Reflector/ Gilda R. Terán.

Seguirán con  las jornadas permanentes de la rehabilitación de las calles de esta ciudad  capital, así lo anunció el alcalde Lalo Gattas, ya  que una de las prioridades  es reforzar los servicios públicos.

Bueno estas tareas de “curar” las calles se harán gracias a una donación importante de asfalto que  hizo el Gobierno del estado al municipio victorense, y  pues con la gran cantidad de toneladas otorgadas, seguirán emprendiendo las restauraciones de arterias dañadas algunas por las lluvias que últimamente han caído.

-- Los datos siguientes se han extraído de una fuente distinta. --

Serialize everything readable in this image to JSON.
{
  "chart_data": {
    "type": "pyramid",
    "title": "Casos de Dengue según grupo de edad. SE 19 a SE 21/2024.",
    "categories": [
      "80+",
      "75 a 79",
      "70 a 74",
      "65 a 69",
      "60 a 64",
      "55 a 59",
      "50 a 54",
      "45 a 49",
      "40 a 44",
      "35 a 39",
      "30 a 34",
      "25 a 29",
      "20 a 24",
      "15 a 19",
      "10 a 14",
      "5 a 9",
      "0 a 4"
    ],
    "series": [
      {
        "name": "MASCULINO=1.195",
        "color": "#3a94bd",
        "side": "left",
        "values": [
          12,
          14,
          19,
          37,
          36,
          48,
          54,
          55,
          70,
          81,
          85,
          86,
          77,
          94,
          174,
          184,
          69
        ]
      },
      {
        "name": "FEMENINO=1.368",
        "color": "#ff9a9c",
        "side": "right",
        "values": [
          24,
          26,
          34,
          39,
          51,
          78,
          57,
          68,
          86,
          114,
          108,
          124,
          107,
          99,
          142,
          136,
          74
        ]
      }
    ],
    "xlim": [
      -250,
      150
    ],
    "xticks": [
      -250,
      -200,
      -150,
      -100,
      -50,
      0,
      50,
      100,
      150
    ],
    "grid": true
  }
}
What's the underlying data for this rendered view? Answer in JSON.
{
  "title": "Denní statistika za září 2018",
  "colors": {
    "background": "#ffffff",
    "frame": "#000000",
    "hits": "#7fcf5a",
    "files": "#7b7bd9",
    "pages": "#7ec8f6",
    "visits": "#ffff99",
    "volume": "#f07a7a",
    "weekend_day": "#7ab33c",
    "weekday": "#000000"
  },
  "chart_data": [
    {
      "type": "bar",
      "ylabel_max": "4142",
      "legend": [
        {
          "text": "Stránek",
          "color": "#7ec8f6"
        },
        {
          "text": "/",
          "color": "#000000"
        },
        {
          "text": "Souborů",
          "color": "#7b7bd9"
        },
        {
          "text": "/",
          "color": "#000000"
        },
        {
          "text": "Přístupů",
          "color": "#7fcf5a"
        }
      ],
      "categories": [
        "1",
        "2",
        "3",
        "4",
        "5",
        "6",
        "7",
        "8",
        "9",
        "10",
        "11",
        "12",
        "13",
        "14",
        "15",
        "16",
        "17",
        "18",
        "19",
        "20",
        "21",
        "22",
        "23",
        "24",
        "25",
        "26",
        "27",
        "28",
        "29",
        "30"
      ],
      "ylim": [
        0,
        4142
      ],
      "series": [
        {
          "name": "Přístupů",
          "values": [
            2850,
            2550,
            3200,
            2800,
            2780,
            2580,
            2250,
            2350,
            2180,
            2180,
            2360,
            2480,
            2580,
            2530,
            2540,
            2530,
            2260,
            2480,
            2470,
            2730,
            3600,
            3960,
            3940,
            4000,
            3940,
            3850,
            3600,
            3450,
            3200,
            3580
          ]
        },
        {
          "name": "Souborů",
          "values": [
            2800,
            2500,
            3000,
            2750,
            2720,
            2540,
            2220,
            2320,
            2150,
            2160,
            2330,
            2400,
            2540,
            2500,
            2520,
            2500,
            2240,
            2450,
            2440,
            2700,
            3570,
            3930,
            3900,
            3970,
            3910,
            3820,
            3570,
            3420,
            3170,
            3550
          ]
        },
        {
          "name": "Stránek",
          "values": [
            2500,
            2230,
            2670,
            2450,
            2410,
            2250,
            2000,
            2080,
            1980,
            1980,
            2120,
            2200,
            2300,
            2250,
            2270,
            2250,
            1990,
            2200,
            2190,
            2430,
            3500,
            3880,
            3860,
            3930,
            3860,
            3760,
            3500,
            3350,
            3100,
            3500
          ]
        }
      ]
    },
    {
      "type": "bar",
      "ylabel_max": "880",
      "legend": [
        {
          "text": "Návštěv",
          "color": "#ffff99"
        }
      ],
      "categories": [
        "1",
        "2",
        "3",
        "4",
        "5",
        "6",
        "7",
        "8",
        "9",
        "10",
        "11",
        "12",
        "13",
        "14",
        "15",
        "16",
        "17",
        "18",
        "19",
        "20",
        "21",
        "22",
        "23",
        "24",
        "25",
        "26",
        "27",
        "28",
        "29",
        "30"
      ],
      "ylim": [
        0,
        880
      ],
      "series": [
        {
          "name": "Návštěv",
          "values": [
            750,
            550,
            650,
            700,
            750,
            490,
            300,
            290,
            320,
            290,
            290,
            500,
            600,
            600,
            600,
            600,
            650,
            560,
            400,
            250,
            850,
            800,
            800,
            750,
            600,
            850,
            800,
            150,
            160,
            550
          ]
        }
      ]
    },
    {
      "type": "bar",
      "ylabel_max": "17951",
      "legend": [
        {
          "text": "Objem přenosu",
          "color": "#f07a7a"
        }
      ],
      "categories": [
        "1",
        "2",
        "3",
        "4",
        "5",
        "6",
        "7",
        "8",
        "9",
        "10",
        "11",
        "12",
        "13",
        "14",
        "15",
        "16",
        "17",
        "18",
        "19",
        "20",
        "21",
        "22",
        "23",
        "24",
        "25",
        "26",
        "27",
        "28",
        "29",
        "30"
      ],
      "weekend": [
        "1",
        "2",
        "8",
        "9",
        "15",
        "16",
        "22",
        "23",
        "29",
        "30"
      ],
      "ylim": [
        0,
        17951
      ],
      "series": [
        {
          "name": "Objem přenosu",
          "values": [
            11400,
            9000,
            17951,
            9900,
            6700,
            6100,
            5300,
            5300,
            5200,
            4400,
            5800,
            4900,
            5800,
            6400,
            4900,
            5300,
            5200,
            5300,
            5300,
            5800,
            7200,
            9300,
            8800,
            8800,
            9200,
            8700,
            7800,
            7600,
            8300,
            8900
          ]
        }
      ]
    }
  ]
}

Además con esta donación importante de material para las calles, el municipio tendrá un importante ahorro, por lo que pronto andarán las cuadrillas de personal de servicios públicos “a todo vapor” en estas tareas de rehabilitación.

Así mismo el edil de esta ciudad capital anduvo supervisando los operativos en los panteones, ya que con motivo del día de los difuntos, acudió mucha gente a visitar a sus familiares que ya partieron de esta vida.

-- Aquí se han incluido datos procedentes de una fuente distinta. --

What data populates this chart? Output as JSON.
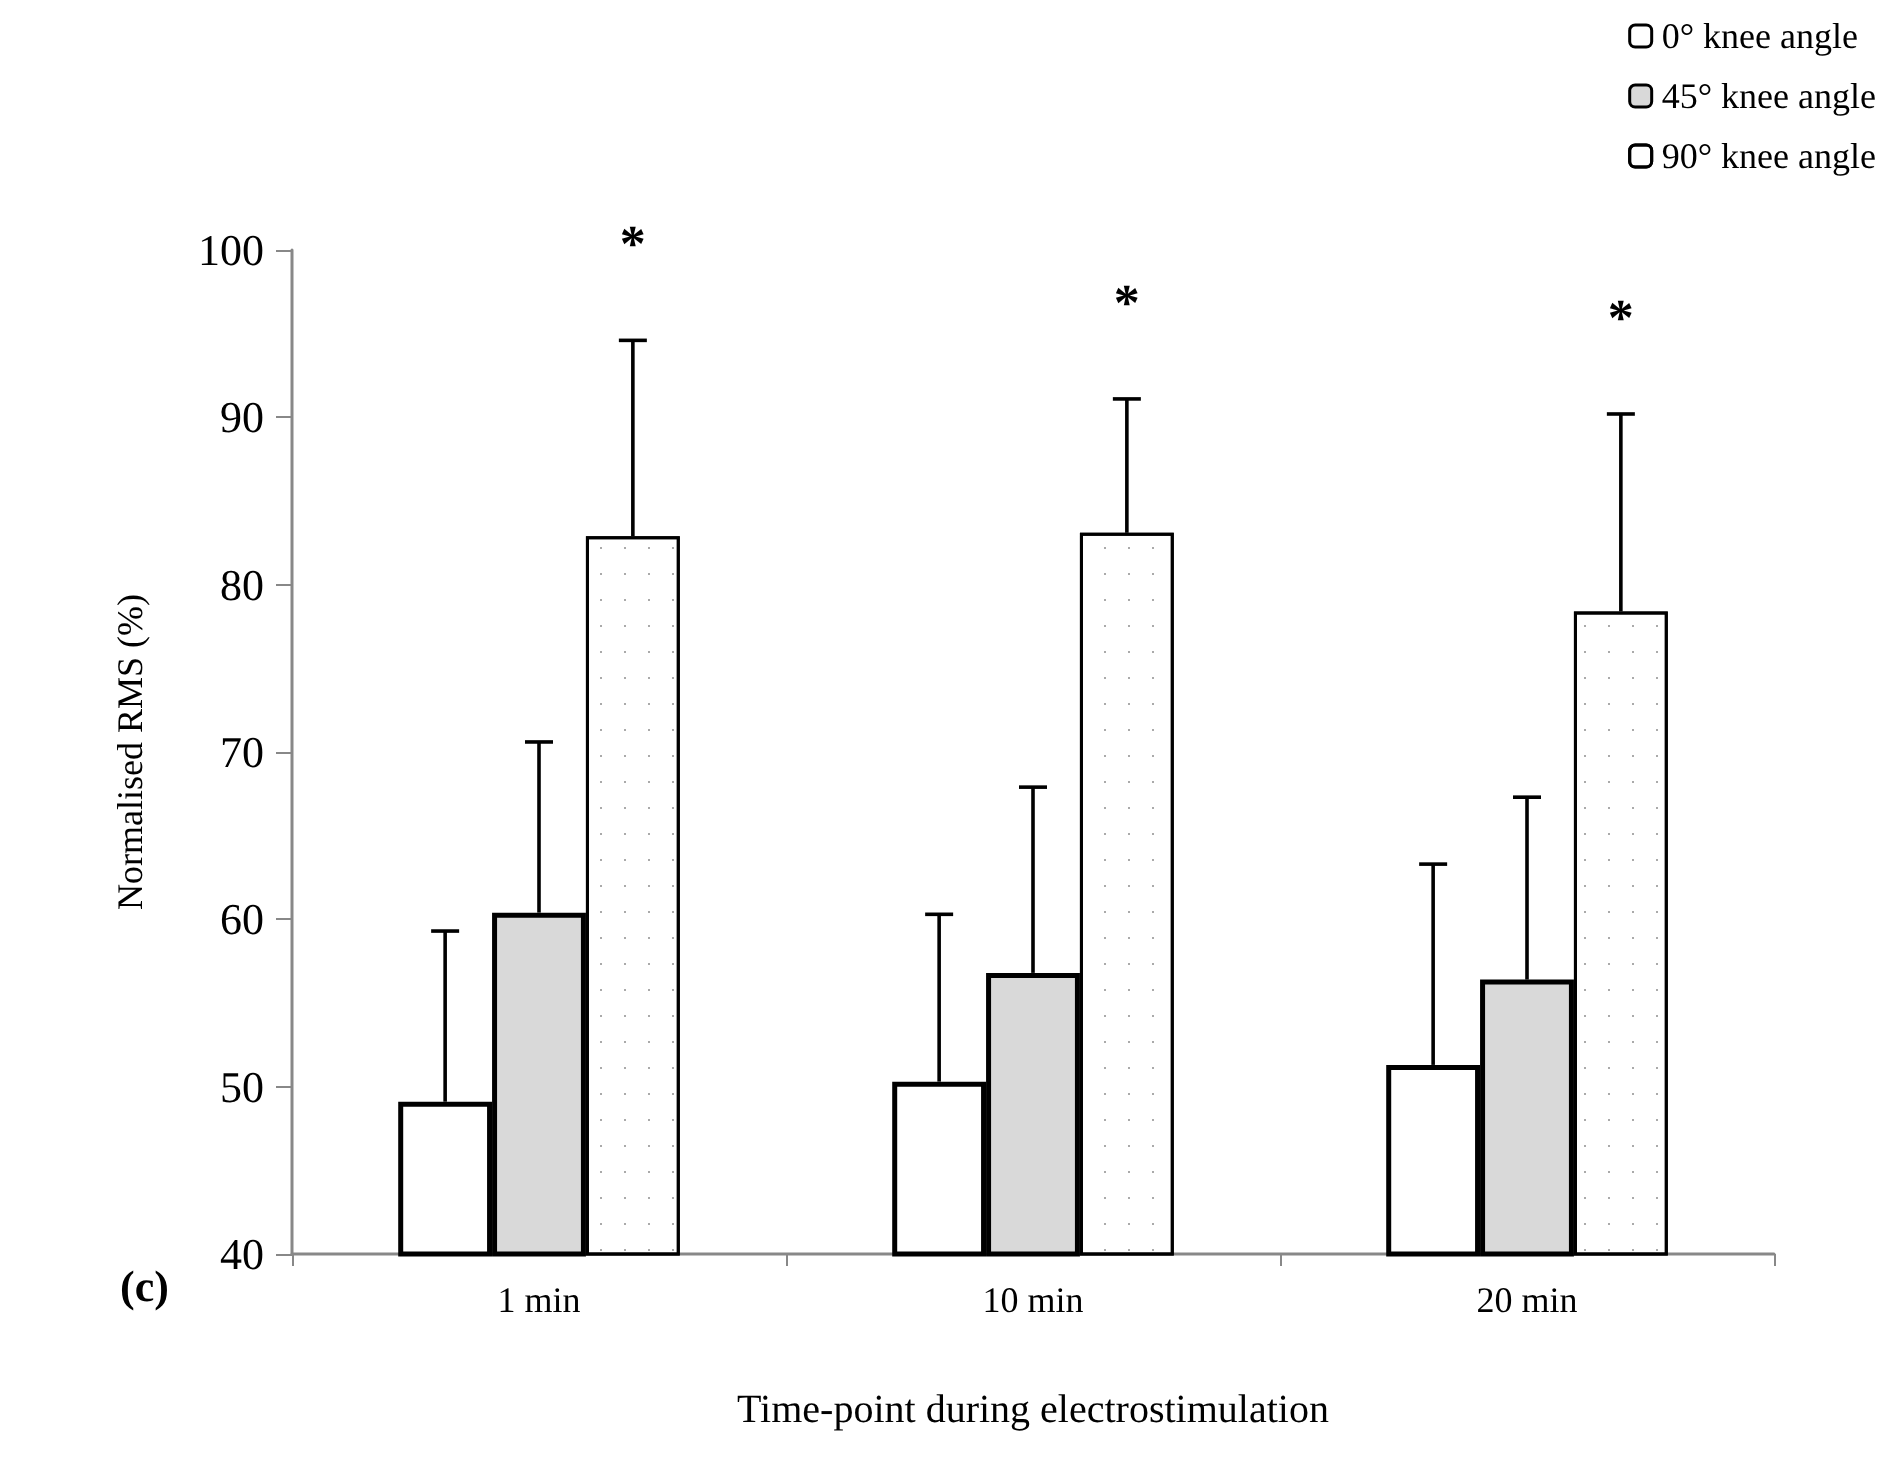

Estuvo muy atento atendiendo a los  visitantes y escuchando sus demandas, todo esto acompañado de sus colaboradores, por lo que pondrá cartas en el asunto para atender las mayores necesidades planteadas.

 “La obscuridad termina, cuando sale el sol”

Indudablemente que en este efímero viaje por la tierra, en ocasiones los días soleados se convertirán en grises, porque circunstancias adversas, atropellarán  a nuestro verdadero espíritu.

Y sin preámbulo alguno, la vida nos sorprenderá con socavones profundos, en el que parecen sumergirnos sin tocar fondo, dando por hecho que esta sensación de estar en el vacío, pueda mermar nuestro sentido existencial.

Tal pareciera que se marchitara el deseo de crear sentidos motivacionales para el diario vivir, y es como si se extinguiera al final del túnel esa luz que siempre esperamos ver, pero recordemos que la obscuridad termina cuando sale el sol.

Y es que es un hecho que cuando las circunstancias negativas nos acompañan durante una larga temporada y no se marchan, y aun teniendo la esperanza que todo pasará, es lógico que nos concibamos derrotados y con déficit de fuerza para continuar adelante.

Consideremos que la vida no es como otros la pintan, es como usted la colorea,  porque será siempre nuestra actitud la que actúe como el mejor pincel, ese capaz de ofrecernos tonalidades de luz cuando más lo necesitamos.

Algo que me queda claro es que la vida puede ser muy oscura en cualquier momento, lo sabemos, tal vez lo hemos vivido,  sin embargo, lejos de claudicar, debemos de enfrentar, para elegir los mejores colores con los que pintaremos nuestro horizonte.

Sin embargo, todos tenemos un modo muy particular de dar color a nuestra cotidianidad, me refiero a nuestra actitud para encarar los claroscuros de este diario vivir,  y es que según la psicología podemos echar mano del manejo de las emociones.

Pues se llega el tiempo de activar la resiliencia, este citado entrenamiento consciente y constante para enfrentarnos de forma positiva a las situaciones adversas, actúa como un muelle que impulsa la vida.

Es decir, es el arte que nos confiere cierta sensación de control frente a las dificultades, de tal forma que lejos de quedar eternamente desvalidos por ejemplo como una infancia injusta, o alguna pérdida dramática o ese fracaso imborrable, tenemos la oportunidad de elegir colores nuevos con los que se puede dar forma a nuestro existir.